Mrs. O’Connell is lying on the sofa, which is her idea of fairness—that way no girl will be jealous of another for getting the prime spot. She is wearing a blue ribbony nightgown with a matching robe, which is not what you would wear. I’ve been lying awake since we were told no more talking, and I think Cynthia has been too.
“Want to go to your room?” I whisper, and after a moment she says, “Okay.”
Very quietly, we make our way upstairs, and when we get to her bedroom, we start laughing. “Don’t wake up my dad!” Cynthia says, and I cover my mouth to smother the sounds.
“I can’t believe this,” I say. “She can’t expect that we would ever want to keep doing such stupid things. She’s got to understand if we tell her these girls are too young for us. We’ll tell her in the morning, after they leave, and we won’t take no for an answer.”

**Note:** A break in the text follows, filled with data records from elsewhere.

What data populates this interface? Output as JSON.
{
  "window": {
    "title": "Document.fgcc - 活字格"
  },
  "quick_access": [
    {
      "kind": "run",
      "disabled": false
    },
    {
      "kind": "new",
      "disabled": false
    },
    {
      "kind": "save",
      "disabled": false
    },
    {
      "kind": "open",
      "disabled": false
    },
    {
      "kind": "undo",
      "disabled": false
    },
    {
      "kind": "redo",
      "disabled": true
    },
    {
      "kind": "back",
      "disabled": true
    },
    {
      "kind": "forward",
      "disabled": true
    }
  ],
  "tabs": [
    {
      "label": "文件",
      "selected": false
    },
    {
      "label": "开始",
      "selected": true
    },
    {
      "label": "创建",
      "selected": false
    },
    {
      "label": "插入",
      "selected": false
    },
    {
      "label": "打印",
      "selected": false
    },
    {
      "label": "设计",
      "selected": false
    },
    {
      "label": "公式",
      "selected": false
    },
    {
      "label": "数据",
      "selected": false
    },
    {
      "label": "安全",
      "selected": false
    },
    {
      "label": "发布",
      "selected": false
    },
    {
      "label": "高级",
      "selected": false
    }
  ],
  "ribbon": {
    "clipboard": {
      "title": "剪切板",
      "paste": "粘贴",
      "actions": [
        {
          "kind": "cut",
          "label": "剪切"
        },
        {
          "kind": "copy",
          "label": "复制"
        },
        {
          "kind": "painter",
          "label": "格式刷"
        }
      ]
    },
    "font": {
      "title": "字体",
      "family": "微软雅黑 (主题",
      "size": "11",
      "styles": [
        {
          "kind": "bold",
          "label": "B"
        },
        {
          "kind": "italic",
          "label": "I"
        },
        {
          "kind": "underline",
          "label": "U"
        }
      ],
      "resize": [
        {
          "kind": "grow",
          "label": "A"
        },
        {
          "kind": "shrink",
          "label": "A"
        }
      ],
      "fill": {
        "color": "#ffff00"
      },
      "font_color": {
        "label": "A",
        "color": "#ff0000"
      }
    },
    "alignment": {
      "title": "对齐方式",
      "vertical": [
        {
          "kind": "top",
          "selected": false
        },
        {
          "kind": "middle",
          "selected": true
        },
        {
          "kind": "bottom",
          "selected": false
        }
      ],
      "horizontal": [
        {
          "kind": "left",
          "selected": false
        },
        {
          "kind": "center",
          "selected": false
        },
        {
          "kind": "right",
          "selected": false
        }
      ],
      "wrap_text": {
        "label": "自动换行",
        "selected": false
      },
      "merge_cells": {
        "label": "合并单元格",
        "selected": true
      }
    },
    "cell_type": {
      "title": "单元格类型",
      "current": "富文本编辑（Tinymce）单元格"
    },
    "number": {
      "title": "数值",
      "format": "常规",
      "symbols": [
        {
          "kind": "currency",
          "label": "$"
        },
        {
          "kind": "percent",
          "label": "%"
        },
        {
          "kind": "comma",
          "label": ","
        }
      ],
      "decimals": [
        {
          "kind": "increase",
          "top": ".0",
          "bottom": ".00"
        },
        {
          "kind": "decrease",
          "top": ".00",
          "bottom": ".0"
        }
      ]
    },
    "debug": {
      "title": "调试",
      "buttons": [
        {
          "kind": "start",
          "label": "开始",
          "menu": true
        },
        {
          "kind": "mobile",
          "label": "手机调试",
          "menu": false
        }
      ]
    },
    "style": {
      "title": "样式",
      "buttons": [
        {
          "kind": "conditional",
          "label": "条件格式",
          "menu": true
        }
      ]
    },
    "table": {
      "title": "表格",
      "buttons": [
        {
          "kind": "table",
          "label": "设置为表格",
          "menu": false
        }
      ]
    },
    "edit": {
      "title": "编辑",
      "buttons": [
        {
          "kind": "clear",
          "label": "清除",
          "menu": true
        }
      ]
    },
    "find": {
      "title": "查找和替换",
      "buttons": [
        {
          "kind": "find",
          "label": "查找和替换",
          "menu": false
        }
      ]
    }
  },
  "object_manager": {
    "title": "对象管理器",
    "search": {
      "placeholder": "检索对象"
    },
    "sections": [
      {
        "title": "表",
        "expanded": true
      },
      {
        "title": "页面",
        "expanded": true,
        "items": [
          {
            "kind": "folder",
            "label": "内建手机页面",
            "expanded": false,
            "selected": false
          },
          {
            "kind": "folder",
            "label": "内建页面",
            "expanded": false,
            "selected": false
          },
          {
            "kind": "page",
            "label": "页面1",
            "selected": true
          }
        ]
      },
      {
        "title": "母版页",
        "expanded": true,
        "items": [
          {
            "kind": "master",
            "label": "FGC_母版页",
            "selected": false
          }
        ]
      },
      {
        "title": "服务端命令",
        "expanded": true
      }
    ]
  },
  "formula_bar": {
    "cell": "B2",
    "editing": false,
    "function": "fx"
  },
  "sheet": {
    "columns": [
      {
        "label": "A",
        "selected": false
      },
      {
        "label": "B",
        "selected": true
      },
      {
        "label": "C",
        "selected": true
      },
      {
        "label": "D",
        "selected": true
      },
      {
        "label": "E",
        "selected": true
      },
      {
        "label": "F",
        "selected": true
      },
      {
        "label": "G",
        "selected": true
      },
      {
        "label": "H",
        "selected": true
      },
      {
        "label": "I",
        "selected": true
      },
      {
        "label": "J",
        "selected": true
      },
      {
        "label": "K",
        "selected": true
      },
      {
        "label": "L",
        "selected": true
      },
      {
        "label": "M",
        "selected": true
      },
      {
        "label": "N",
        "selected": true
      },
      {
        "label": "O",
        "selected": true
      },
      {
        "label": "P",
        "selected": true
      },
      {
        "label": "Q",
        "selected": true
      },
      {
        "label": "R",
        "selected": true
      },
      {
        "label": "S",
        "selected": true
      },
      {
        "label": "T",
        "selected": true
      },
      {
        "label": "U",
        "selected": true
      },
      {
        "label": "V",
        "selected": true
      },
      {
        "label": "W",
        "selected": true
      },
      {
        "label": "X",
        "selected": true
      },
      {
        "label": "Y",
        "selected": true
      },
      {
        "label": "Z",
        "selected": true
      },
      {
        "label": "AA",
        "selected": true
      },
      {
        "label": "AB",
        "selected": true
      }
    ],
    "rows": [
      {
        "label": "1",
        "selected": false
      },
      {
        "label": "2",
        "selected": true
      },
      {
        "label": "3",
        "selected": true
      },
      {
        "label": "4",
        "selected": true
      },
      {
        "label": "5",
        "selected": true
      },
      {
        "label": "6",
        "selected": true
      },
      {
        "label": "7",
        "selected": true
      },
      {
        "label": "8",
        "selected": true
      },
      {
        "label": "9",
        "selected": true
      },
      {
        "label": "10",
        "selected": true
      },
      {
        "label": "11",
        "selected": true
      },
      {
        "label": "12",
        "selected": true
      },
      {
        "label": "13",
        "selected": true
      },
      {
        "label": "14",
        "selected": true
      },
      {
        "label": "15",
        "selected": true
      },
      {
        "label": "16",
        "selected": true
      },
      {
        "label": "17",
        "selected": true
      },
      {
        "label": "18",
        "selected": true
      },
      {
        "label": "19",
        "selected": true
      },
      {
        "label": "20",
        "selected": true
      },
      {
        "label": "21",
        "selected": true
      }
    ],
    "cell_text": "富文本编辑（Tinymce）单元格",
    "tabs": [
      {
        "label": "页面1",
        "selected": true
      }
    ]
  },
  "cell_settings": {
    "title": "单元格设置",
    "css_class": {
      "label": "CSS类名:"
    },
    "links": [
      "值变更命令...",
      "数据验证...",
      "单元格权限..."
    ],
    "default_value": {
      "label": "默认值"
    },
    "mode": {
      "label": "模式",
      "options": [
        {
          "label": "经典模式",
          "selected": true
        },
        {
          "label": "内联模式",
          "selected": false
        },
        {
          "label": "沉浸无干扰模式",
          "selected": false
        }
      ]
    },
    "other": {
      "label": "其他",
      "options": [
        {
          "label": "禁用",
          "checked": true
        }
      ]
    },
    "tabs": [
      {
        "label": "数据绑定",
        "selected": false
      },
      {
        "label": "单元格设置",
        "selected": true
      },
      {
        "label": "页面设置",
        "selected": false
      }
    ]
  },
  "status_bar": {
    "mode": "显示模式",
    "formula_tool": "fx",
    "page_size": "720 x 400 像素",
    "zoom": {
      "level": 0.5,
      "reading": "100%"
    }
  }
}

Cynthia smiles uncertainly, sits down on her bed.
“What? You don’t want to keep on, do you?”
She looks up at me, her hands folded in her lap.
“Oh, no. Cynthia, you can’t! It’s so awful!”
“You don’t have to come anymore, Katie. But . . . ” She shrugs. “She’s my dumb mom. And it’s my house; I have to be here.”
“Well, I’m sorry. I can’t do it with you.”
“I know,” she says. “That’s okay.”
We hear someone coming down the hall, and there is Cynthia’s mother, sticking her head in the door. “Girls?”
“Coming,” Cynthia says.
I follow her down the hall, feeling bad for her, like she is one of those French poodle dogs that people put coats and hats on.